O elenco também segue os padrões de interiorização, que acaba por estabelecer mais uma harmonia constante, ainda que esbarre vez por outra em falta de obstáculos. O brilho maior do grupo obviamente fica nas mãos de Leonardo Medeiros, completamente integrado ao seu personagem-título, em composição que provavelmente guiou muito das decisões coletivas. Seu Kardec passa pela transformação necessária para chegar ao homem que conhecemos, e a dignidade empregada pelo ator está em cena desde seu primeiro momento. Tanto Sandra Corveloni quanto Genesio de Barros fazem excelente dobradinha com ele, mas sua confiança, sua harmonia de gestos e exposição, sua força delicada expressam por si só o carisma de uma figura definitiva dentro da religião; Leonardo completa as lacunas onde o alcance de Assis se mostra insuficiente. Com um diretor maduro, o ator levaria Allan Kardec a um patamar inesquecível no cinema.
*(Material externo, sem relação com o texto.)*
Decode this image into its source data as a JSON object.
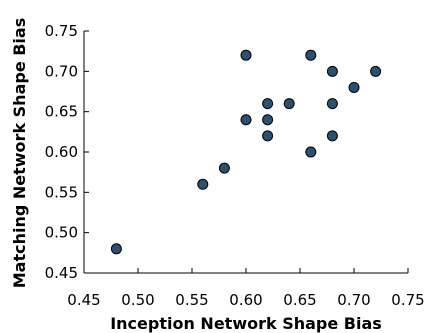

Boa crítica, Pegou aspectos importantes. Problema da obra é ter sido baseado num autor não espírita que produziu uma obra eivada de erros e a direção de um indivíduo que não conhece nada do que ia retratar. Dai o tom comedido de tudo. Kardec não era cético e não era religioso. Não criou uma religião. Elenco afinado, sobretudo Leonardo Medeiros. Pena que o roteiro seja tão insosso. Kardec foi um revolucionário e não merecia uma hagiografia capenga dessas.